You won’t love this album.
But it is a very hard album not to like.
The litany of 80s US metal is full of underdogs, from bands who once made a mark but were later forgotten by all but a die-hard minority (Riot, Omen, Crimson Glory), bands who achieved a cult following but never, arguably, the break-out success they deserve (Manilla Road, Virgin Steele, Cirith Ungol) and finally bands whose enthusiasm for heavy metal exceeded their grasp of its idioms, leading to idiosyncratic offerings of metal as outsider art, albums that you either love or hate. Broca’s Helm and Coven, now Coven 13, exemplify this category in my mind. Coven 13’s 1987 debut, ‘Worship New Gods’ was a ragged, uneven and gloriously cheesy affair; most of all, for anyone who loves the spirit of classic heavy metal, it was an album with its heart in the right place.

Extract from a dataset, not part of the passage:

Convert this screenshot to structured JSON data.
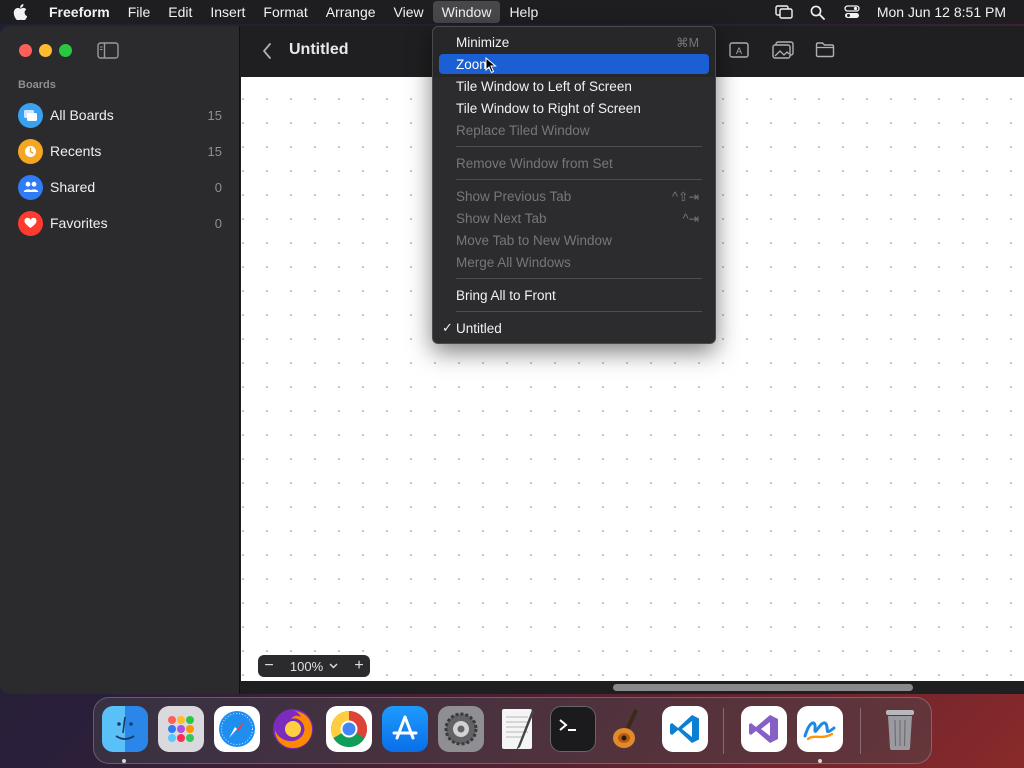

More than two decades on, the boys (now middle-aged men) are back, and this new album is better produced and more assured than their debut, but it’s still a little a tad amateurish – in the good sense of being motivated by a love for the thing being done, but also to an extent in the other sense of not being done with a certain level of expertise or smoothness.
Certainly there is nothing to complain about on the basic level of musicianship. The band is tight and effective, and there are melodies and riffs that stand out. For the most part, though, there is nothing especially original here. The solos are expressive, the arrangements are effective, there is a an air of restraint and a skillful evocation of atmosphere which shows the distance these musicians have traversed since their 80s debut.
These songs are likeable, sometimes catchy. The vocal style is the most unpredictable aspect here, from the Reverend Bizarre-like deep vocals of ‘Thor’s Twins’ to the more punky delivery of ‘Spellbound’ or the wail on ‘Solitary Days’ which weirdly reminds me of Afghan Whigs’ Greg Dulli. I can’t help but feel that David Landrum isn’t as bad a vocalist as he’s sometimes made out to be, simply one who should work within the limits of his range more effectively. On the plus side, he does have a variety of vocal shadings to draw upon.
Although the band now style themselves ‘Nordic Doom Metal’, the music is largely uptempo, as in ‘Thor’s Twins’, the rousing ‘She Rides The Dawn’ or ‘Frost Giants’. ‘Elfstone’, a lyrical portrait of Tolkien’s Aragorn, is an anthemic piece of classic NOWHM-leaning metal while ‘Witches Kiss’ has a groovy vibe that harkens back to late-70s hard rock and metal. Te ominous ‘Walpurgisnacht’ showcases the band’s more doomy side and ‘Winds Of Revelation’ is a suitably martial, Nordic-themed album closer.
It’s a very likable album. I keep returning to that thought. I think it will work best if you put aside the expectations you may have of the more polished heavy metal put out by some other Shadow Kingdom artists and take the time to listen ‘Worship New Gods’ first, because, all said and done, Coven 13 have a unique style of their own, a style hammered together from classic metal influences but transmuted into a quirky and valid original metal vision.